"La jeune fille de l'aubette" (Jean-Benoit Herrada)

Il faisait le même trajet pour aller au lycée depuis deux semaines : il sortait de chez lui, marchait jusqu’à son arrêt et montait dans son bus. Une fois arrivé au terminus, il arpentait les étroites ruelles de la ville pour finir en face de son lycée.

Mais aujourd’hui était une journée particulière. Quand il arriva à son arrêt de bus, à quelques minutes de sa maison, il la vit comme une illumination : une jeune fille d’environ seize ans ; des cheveux bruns coiffés à la perfection, des yeux verts magnifiques, aussi grande que lui … En la voyant, il se sentit rougir, il fit dériver son regard et prit son bus sans se retourner. Une fois installé sur un dans sièges du fond, il se remit à l’admirer. Elle ne monta pas, bien entendu.

La journée ne se passa pas comme les autres. Il n’arrivait point à se concentrer ; pensant continuellement à cette fille : quel est son nom ? Où vit-elle ? Tant de questions auxquelles il aurait aimé avoir les réponses. Il ne pouvait s’empêcher de dessiner, encore et encore, les traits de son visage angélique, d’imaginer les doigts de sa main toucher cette peau, qui semblait de porcelaine. Un détail lui plaisait tout particulièrement : tous ses habits étaient de la même marque, portés à la perfection, comme un mannequin. La sonnerie retentit, mettant un terme soudain à ses songes amoureux.

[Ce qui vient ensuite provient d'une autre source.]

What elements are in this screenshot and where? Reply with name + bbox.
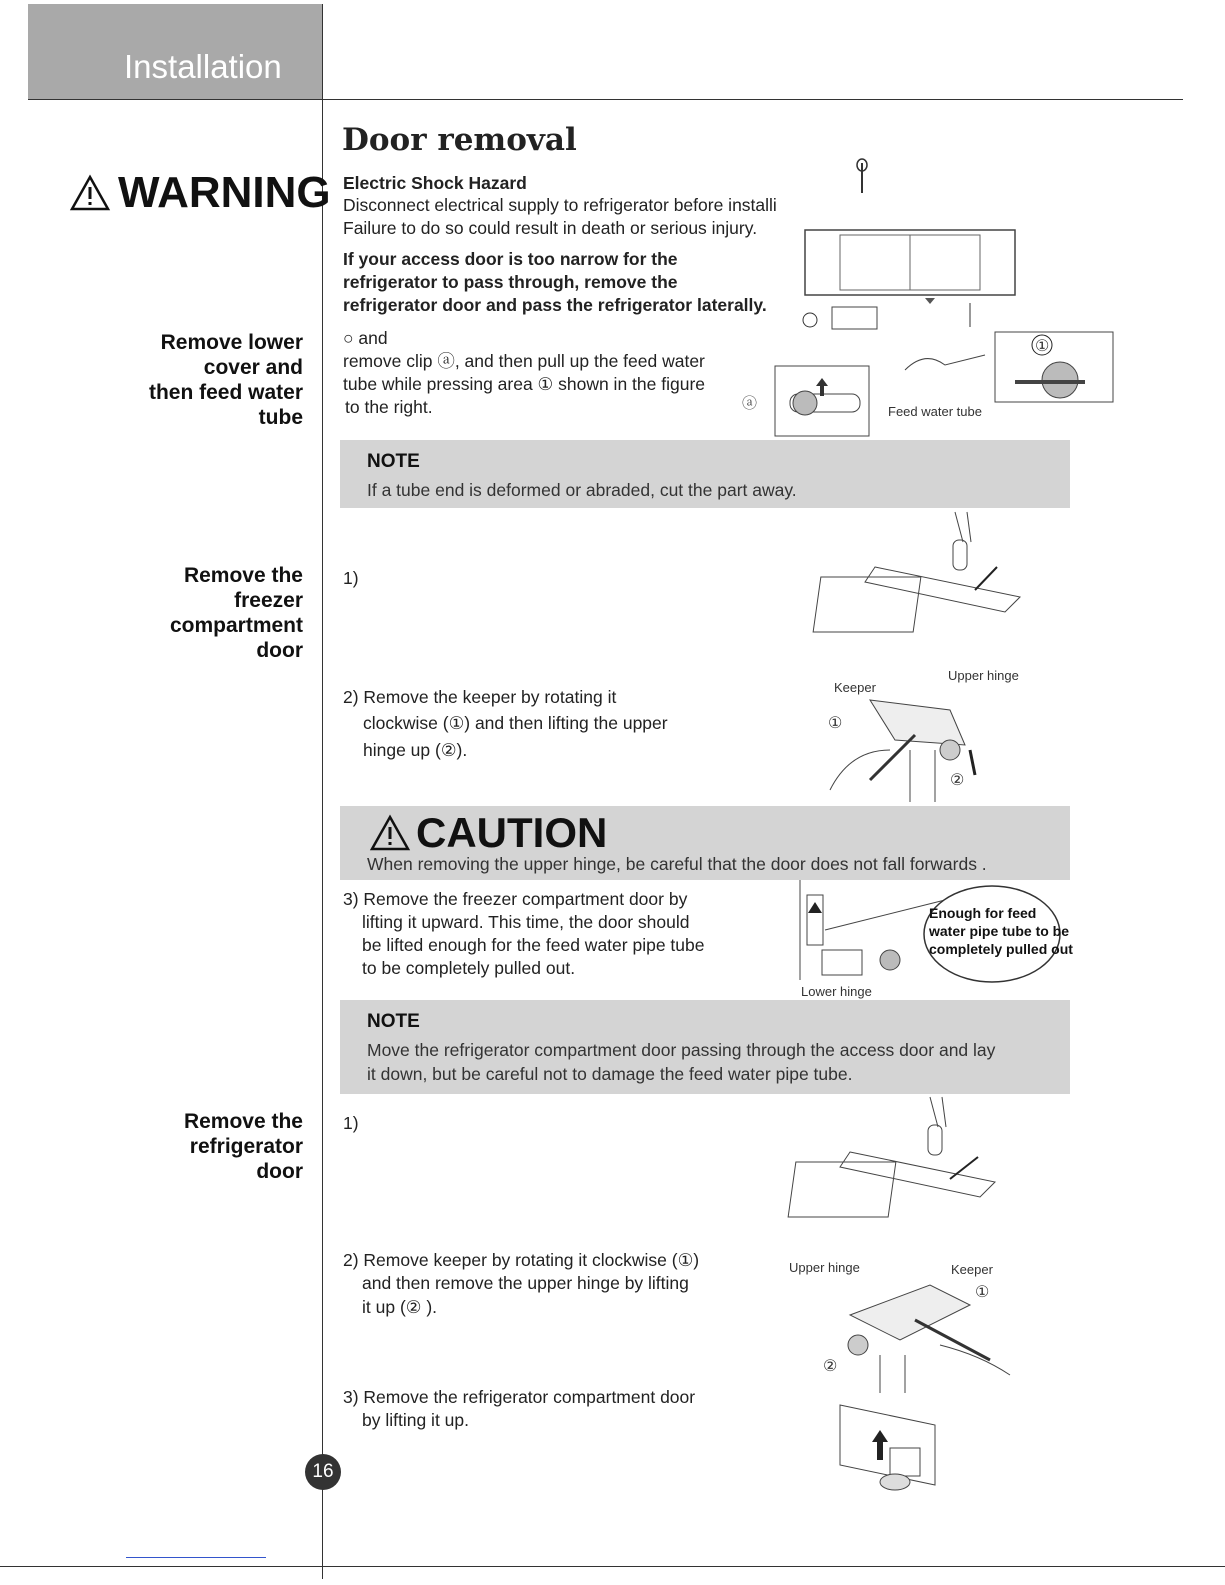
figure-marker-a: ⓐ: [742, 395, 758, 412]
heading-line: Remove the: [183, 564, 303, 587]
fridge-step-3-line-1: 3) Remove the refrigerator compartment door: [343, 1387, 696, 1407]
warning-triangle-icon: [70, 175, 110, 211]
fridge-door-lift-figure: [840, 1400, 970, 1495]
rotate-marker-1: ①: [828, 715, 843, 732]
fridge-step-2-line-2: and then remove the upper hinge by lifting: [362, 1273, 689, 1293]
fridge-hinge-figure: [820, 1275, 1020, 1395]
callout-line: Enough for feed: [929, 905, 1037, 921]
tube-detail-figure: [885, 330, 1115, 410]
note-text: If a tube end is deformed or abraded, cut the part away.: [367, 480, 797, 500]
note-text-line-2: it down, but be careful not to damage the feed water pipe tube.: [367, 1064, 853, 1084]
freezer-step-3-line-2: lifting it upward. This time, the door should: [362, 912, 690, 932]
lower-cover-line-2: remove clip ⓐ, and then pull up the feed water: [343, 351, 705, 371]
note-title: NOTE: [367, 1011, 420, 1032]
fridge-keeper-label: Keeper: [951, 1262, 993, 1277]
warning-bold-line-3: refrigerator door and pass the refrigerator laterally.: [343, 295, 767, 315]
heading-line: tube: [258, 406, 303, 429]
heading-line: door: [256, 639, 303, 662]
callout-line: completely pulled out: [929, 941, 1073, 957]
callout-text: [929, 904, 1073, 958]
warning-bold-line-2: refrigerator to pass through, remove the: [343, 272, 678, 292]
note-text-line-1: Move the refrigerator compartment door passing through the access door and lay: [367, 1040, 996, 1060]
freezer-cover-figure: [825, 512, 1030, 662]
lower-cover-heading: [149, 330, 303, 430]
note-box-1: [340, 440, 1070, 508]
fridge-step-1: 1): [343, 1113, 359, 1133]
freezer-step-3-line-1: 3) Remove the freezer compartment door by: [343, 889, 688, 909]
heading-line: Remove lower: [160, 331, 303, 354]
caution-box: [340, 806, 1070, 880]
caution-triangle-icon: [370, 815, 410, 851]
clip-detail-figure: [775, 366, 870, 436]
warning-line-1: Disconnect electrical supply to refrigerator before installi: [343, 195, 777, 215]
page-number: 16: [305, 1454, 341, 1490]
freezer-step-2-line-3: hinge up (②).: [363, 740, 468, 760]
freezer-hinge-figure: [800, 690, 985, 805]
heading-line: refrigerator: [189, 1135, 303, 1158]
caution-label: [370, 809, 607, 857]
warning-line-2: Failure to do so could result in death or serious injury.: [343, 218, 758, 238]
warning-label: [70, 168, 331, 218]
figure-marker-1: ①: [1035, 338, 1050, 355]
fridge-heading: [184, 1109, 303, 1184]
section-title: Installation: [124, 48, 282, 85]
freezer-step-2-line-2: clockwise (①) and then lifting the upper: [363, 713, 668, 733]
freezer-step-2-line-1: 2) Remove the keeper by rotating it: [343, 687, 617, 707]
bottom-rule: [0, 1566, 1225, 1567]
freezer-step-3-line-3: be lifted enough for the feed water pipe tube: [362, 935, 705, 955]
page-title: Door removal: [342, 122, 577, 158]
vertical-rule: [322, 4, 323, 1579]
lower-cover-line-1: ○ and: [343, 328, 388, 348]
fridge-step-2-line-1: 2) Remove keeper by rotating it clockwise (①): [343, 1250, 700, 1270]
note-box-2: [340, 1000, 1070, 1094]
heading-line: then feed water: [148, 381, 303, 404]
top-rule: [28, 99, 1183, 100]
caution-message: When removing the upper hinge, be careful that the door does not fall forwards .: [367, 854, 987, 874]
lower-cover-line-4: to the right.: [345, 397, 433, 417]
freezer-step-1: 1): [343, 568, 359, 588]
lower-cover-line-3: tube while pressing area ① shown in the figure: [343, 374, 706, 394]
bottom-link-underline: [126, 1557, 266, 1558]
freezer-step-3-line-4: to be completely pulled out.: [362, 958, 576, 978]
fridge-upper-hinge-label: Upper hinge: [789, 1260, 860, 1275]
fridge-lift-marker-2: ②: [823, 1358, 838, 1375]
fridge-overview-figure: [800, 155, 1020, 335]
callout-line: water pipe tube to be: [929, 923, 1070, 939]
heading-line: Remove the: [183, 1110, 303, 1133]
heading-line: cover and: [203, 356, 303, 379]
lift-marker-2: ②: [950, 772, 965, 789]
warning-text: WARNING: [118, 168, 331, 217]
heading-line: compartment: [169, 614, 303, 637]
fridge-step-2-line-3: it up (② ).: [362, 1297, 438, 1317]
fridge-cover-figure: [800, 1097, 1005, 1242]
keeper-label: Keeper: [834, 680, 876, 695]
feed-water-tube-label: Feed water tube: [888, 404, 982, 419]
warning-bold-line-1: If your access door is too narrow for the: [343, 249, 678, 269]
heading-line: freezer: [234, 589, 303, 612]
warning-heading: Electric Shock Hazard: [343, 173, 527, 193]
note-title: NOTE: [367, 451, 420, 472]
freezer-heading: [170, 563, 303, 663]
fridge-step-3-line-2: by lifting it up.: [362, 1410, 469, 1430]
upper-hinge-label: Upper hinge: [948, 668, 1019, 683]
fridge-rotate-marker-1: ①: [975, 1284, 990, 1301]
lower-hinge-label: Lower hinge: [801, 984, 872, 999]
caution-text: CAUTION: [416, 809, 608, 856]
heading-line: door: [256, 1160, 303, 1183]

Ce scénario dura deux mois encore. Chaque matin où il devait prendre le bus, il la voyait, toujours aussi belle, inchangée, impeccable. Cependant il n’allait jamais lui parler, faute de courage. Les vacances arrivèrent, il savait qu’il n’allait pas la revoir avant deux semaines. Un sentiment de tristesse le traversa.

Pendant ses vacances, peu plaisantes, il pensait sans cesse à elle. Il imaginait ce qu’il pouvait lui dire en allant la voir. Il envisageait tous les cas plausibles. A la fin de la première semaine, il alla demander des conseils à son aînée. Un sourire narquois apparu sur le visage de cette dernière, elle se contenta de rire et d’écarter son frère sans se soucier de lui.

Le grand jour arriva : il s’était promis que ce matin, il allait enfin oser parler à cette fille qui animait ses journées. Il revêtit ses plus beaux habits. Il sentait son cœur battre de plus en plus fort dans sa poitrine à chaque pas qui le rapprochait de son objectif. Une fois arrivé, il avança vers elle, l’air confiant, même si ce n’était pas le cas. Il lui adressa, pour la première fois, ces mots :
« Qui que tu sois, dans cette affiche publicitaire, tu es magnifique. »
Inutile de préciser qu’une publicité d’arrêt de bus n’allait pas lui répondre.